(2x+5)(x-3)^2(8x+1)^5 answer is at most 8 why

To analyze the expression $(2x+5)(x-3{)}^2(8x+1{)}^5$ and understand why the answer is at most 8, we can look at the asymptotic behavior as well as the individual components of the expression.

1. Identify Degree of Each Factor:

   • The term $(2x+5)$ is linear, so its degree is 1.
   • The term $(x-3{)}^2$ is quadratic, so its degree is 2.
   • The term $(8x+1{)}^5$ is a polynomial of degree 5.

2. Total Degree:

   • Therefore, the total degree of the entire expression is: $$1+2+5=8.$$ This confirms that the expression will behave like a polynomial of degree 8 for large values of $x$.

3. Evaluating Limits:

   • To evaluate the behavior as $x$ approaches infinity, consider the leading terms.

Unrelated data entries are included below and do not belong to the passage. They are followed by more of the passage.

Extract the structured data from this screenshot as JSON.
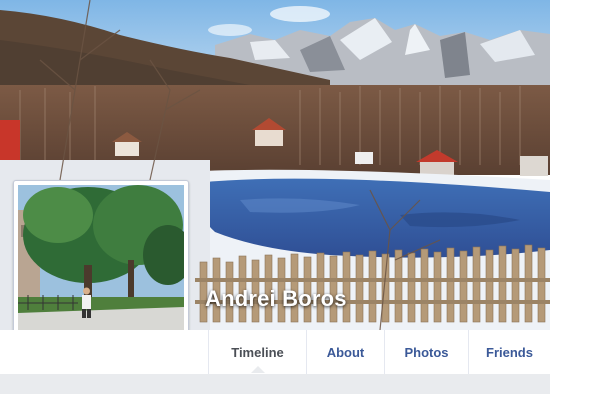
{
  "profile": {
    "name": "Andrei Boros"
  },
  "nav": {
    "tabs": [
      {
        "label": "Timeline",
        "active": true
      },
      {
        "label": "About",
        "active": false
      },
      {
        "label": "Photos",
        "active": false
      },
      {
        "label": "Friends",
        "active": false
      }
    ]
  },
  "colors": {
    "link": "#3b5998",
    "active_tab": "#4b4f56",
    "page_bg": "#e9ebee"
  },
  "images": {
    "cover": "mountain-lake-winter-landscape",
    "profile_picture": "person-under-trees-in-park"
  }
}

   • As $x\to \mathrm{\infty }$:

     • $2x+5\approx 2x$
     • $(x-3{)}^2\approx x^2$
     • $(8x+1{)}^5\approx (8x{)}^5=8^5{x}^5=32768x^5$

   • Hence: $$(2x+5)(x-3{)}^2(8x+1{)}^5\approx (2x)(x^2)(32768x^5)=65536x^8.$$

   • Thus, as $x$ approaches infinity, the expression grows polynomially without bound.

4. Saturation Condition:

   • However, if we are given that the output is a bounded value, we might have constraints on $x$ leading the resulting polynomial's output to be maximized at a certain finite point not located at $x=\mathrm{\infty }$.

5. Finding Critical Points:

   • To find the maximum value of the expression over a finite interval, we would typically set the derivative of the expression equal to zero and solve for $x$, or evaluate it at its boundary values to determine local maxima/minima.

6. Behavior Constraints:

   • To accurately state that the answer is at most 8, it could imply:
     1. The expression may have local maximum restrictions.
     2. There may be specific $x$ values (such as roots or turning points) that limit the output to this range.

In conclusion, without specifying the constraints or bounds for $x$, the expression could grow without bound, but if we are given that the answer is at most 8, then either through calculus or constraints imposed, it leads us to a finite maximum.